My apologies to Charles for not responding sooner to his comment. It’s just be crazy ’round here. Anyway, in reference to my previous post on Gerald Graff and Cathy Birkenstein… yes it is certainly a simplification. It’s a couple hundred words on what is arguably the fundamental philosophical question: "why is there something rather than nothing?" That is, for me, the fundamental question of composition, writ large. And in that context, formalism is inadequate. Again, it’s good for abstracting qualities of events, but not good at telling you how to compose future events.
Take the example Charles gives: F=ma. Of course the application of this formula in real world events is always an approximation. However, it’s "good enough" to convince you to look both ways before crossing a street lest you become part of an unfortunate demonstration of physics. However, if you want to compose force, what does it tell you? It tells you that you need mass and acceleration. Mass is maybe easy enough: you pick up a rock. But how are you going to accelerate that rock? Well… you’re gonna apply force to it, and thus the cycle begins. Force is composed of force; it’s turtles all the way down.
Like F=ma, a formula for rhetorical analysis might be good for reading texts, just as formalism proved quite useful to literary criticism (though I would point to Fredric Jameson’s explanation of the breakdown of intrinsic and extrinsic critical methods in Postmodernism). However, just as an understanding and "following" of new critical formulas leads to writing crappy poems, following rhetorical formulas generally has equally poor results.
I’m not sure why anyone even needs to make this argument. All you have to do is read the thousands of mediocre, formulaic, FYC essays that kill trees every semester and have for decades. So I suppose we can say that the results are poor b/c the students don’t write well or the instructors don’t teach well or the particular formulas at work are poorly constructed. However I do not believe that the "secret" to better composition pedagogy is building a better essay-constructing mousetrap.
On the other hand, there’s the pragmatics of the situation. If you want to teach someone to assemble the food on the McDonald’s menu, you don’t need to teach them how to become a chef who can compose interesting meals. You just teach them the faculty formula for slapping together a Big Mac or whatever. Maybe, pragmatically, that’s what FYC is about, teaching students to compose rhetorical Big Macs. Yes they taste like crap, but they all taste like exactly the same crap. Uniform crap.
In sustaining the division between form and content, between writing and knowledge/thought, the fact that the form/writing is crap doesn’t matter as long as it is uniform. Then as professor of whatever discipline I can judge the content. Oh I’ll complain about the writing, but that’s about it.
Also, pragmatically, 90%+ of our students will never be good writers no matter what. Because in order for them to become good writers, they’d have to write on a regular basis, and they just aren’t going to do that. So trying to teach the average college student to be a good writer is like trying to teach her to be a marathon runner or painter or a guitarist.

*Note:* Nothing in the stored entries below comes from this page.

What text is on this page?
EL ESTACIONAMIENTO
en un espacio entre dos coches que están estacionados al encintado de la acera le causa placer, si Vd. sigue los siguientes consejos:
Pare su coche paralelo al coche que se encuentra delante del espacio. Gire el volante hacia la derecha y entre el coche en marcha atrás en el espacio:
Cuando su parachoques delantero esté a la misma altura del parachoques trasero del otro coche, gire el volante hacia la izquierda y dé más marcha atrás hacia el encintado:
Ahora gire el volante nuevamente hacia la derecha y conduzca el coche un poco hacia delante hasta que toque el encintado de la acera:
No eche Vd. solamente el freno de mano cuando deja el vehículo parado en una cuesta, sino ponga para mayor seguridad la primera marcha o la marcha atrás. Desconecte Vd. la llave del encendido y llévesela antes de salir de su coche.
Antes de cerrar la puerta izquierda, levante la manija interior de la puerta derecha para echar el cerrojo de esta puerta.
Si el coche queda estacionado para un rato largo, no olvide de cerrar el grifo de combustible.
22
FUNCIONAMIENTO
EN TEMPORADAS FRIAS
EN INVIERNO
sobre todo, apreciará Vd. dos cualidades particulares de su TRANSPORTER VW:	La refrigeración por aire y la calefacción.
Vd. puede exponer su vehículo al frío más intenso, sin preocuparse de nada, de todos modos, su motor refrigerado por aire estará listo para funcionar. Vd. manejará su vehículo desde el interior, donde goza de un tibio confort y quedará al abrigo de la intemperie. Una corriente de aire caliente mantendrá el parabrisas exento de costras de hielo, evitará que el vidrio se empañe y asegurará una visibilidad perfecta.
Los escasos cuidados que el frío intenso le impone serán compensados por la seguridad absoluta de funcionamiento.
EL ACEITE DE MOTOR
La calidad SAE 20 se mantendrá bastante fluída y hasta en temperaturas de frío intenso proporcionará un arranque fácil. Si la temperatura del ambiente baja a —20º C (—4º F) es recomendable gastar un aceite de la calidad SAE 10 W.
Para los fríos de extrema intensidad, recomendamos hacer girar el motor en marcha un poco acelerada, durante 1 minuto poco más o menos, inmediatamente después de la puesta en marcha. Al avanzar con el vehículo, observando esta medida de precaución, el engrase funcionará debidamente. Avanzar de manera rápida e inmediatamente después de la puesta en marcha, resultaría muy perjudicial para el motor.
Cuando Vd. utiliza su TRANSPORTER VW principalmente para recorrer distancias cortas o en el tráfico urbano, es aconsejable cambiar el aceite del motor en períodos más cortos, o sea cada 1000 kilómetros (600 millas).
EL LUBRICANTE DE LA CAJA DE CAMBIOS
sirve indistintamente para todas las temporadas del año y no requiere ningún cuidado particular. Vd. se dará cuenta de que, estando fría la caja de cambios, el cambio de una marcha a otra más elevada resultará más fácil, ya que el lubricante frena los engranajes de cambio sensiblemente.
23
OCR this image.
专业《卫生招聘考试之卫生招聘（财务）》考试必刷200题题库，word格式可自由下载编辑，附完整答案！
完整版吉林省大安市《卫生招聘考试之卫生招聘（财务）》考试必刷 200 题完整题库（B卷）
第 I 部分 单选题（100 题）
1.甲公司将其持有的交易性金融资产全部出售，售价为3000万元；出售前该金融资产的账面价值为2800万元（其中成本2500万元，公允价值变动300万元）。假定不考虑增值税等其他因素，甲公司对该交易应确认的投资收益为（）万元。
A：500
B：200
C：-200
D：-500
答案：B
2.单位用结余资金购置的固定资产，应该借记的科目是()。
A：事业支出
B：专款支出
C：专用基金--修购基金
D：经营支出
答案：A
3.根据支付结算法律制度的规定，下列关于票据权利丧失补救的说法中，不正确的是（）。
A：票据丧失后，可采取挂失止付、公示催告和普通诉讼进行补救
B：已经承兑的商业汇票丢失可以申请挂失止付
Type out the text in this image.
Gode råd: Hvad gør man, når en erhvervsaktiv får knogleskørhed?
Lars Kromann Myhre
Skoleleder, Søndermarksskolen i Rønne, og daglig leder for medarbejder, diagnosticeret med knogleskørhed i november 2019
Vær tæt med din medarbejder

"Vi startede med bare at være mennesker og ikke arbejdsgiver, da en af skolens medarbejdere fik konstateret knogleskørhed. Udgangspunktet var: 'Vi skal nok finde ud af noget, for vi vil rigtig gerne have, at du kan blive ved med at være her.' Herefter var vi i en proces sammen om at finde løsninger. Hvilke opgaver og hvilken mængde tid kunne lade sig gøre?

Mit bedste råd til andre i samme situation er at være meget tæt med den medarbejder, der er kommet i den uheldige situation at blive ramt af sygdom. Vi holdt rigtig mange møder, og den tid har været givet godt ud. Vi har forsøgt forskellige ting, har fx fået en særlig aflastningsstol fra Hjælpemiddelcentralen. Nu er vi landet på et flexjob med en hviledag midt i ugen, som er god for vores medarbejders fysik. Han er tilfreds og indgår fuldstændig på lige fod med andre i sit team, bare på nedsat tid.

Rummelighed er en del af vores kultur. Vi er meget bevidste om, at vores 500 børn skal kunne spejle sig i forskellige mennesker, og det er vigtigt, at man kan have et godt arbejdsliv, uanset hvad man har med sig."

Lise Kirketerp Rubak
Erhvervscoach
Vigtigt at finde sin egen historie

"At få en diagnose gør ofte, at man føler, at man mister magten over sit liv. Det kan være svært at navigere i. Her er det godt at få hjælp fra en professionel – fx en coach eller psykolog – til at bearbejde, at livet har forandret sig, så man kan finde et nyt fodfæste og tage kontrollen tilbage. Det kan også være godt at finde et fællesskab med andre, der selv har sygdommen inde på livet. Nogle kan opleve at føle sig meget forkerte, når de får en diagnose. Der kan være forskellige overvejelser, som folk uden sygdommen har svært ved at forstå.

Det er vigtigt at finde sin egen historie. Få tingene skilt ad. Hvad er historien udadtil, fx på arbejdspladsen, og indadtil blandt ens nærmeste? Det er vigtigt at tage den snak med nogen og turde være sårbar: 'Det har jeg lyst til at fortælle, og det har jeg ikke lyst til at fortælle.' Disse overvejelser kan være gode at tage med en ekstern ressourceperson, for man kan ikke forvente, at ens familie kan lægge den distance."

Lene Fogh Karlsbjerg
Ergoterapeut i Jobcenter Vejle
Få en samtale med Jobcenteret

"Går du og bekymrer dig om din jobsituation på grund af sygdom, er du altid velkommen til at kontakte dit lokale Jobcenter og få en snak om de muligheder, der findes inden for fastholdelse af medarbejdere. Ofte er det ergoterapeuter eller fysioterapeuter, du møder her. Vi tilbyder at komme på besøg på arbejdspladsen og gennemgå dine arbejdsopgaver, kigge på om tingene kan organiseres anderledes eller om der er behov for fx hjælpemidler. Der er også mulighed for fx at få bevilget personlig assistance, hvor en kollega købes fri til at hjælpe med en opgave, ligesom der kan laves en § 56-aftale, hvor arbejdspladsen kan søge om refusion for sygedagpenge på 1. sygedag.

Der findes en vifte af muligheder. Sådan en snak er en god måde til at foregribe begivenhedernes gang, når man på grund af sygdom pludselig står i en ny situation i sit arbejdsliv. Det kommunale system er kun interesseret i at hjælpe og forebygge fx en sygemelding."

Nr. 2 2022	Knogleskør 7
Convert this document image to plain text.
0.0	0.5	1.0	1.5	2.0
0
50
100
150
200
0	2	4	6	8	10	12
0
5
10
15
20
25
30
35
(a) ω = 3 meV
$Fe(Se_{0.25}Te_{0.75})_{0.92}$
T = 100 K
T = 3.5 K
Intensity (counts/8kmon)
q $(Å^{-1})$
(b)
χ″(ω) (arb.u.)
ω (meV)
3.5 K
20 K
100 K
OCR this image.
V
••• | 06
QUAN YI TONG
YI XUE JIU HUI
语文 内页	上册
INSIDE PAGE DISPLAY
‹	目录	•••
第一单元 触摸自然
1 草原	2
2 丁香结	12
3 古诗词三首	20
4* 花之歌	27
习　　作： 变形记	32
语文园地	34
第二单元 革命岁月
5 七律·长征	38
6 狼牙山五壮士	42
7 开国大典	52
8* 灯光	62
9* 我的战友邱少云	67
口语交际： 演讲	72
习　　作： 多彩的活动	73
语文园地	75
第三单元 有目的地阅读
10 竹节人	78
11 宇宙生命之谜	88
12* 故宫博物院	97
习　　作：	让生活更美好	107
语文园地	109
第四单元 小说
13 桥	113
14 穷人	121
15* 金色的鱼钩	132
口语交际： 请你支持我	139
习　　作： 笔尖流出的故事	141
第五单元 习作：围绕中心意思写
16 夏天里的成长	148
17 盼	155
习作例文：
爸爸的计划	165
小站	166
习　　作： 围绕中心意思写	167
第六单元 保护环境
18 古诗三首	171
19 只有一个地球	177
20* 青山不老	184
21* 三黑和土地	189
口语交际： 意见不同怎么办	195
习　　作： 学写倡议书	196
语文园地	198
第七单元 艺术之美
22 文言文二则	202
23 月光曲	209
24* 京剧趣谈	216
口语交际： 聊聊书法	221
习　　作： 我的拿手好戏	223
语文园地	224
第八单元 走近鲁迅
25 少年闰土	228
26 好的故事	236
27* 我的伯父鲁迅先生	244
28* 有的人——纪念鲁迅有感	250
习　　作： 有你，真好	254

It ain’t gonna happen.
So if FYC is about teaching people who will never have an interest in writing how to slap together some uniform crap so that other professors will have an easier time grading them, then I suppose that it is an anti-intellectual practice to be carried out as cheaply as possible.
I suppose in some circles this might be called "empowerment" b/c it will help you get through your other classes and get that degree. Fine. That’s still not a reason not to do it on the cheap b/c certainly little expertise is required to carry out this formalist approach. That’s why formalism became so popular with literary criticism: cheap, portable, easily-reproducible. If you want 100+ sections of FYC to produce predictable results, formalism is likely a way to go. With luck, every burger will taste the same.
It’s on these grounds that I would be an abolitionist. Because, unlike with my digestive system, I would prefer the unpredictable crap to the predictable crap in FYC. I don’t think FYC should be a cybernetic system designed to produce predictable products (either in terms of students or texts).
To me, FYC isn’t about trying to take unpredictable, mediocre writers and make the predictably mediocre and pretending that’s "better." It’s about giving students an opportunity to choose to be writers in the first place, to become people who write. I’m sure at a different institution with a different population, I would say something different. But that’s how I see students here. Maybe most of them won’t choose to be writers and will never be good writers. They’ll also not choose to be artists or mathematicians or scientists or dancers, etc. Here most of them will choose to be teachers… teachers who don’t write… teachers who will teach your kids formalist approaches to writing, especially if that’s what we teach them.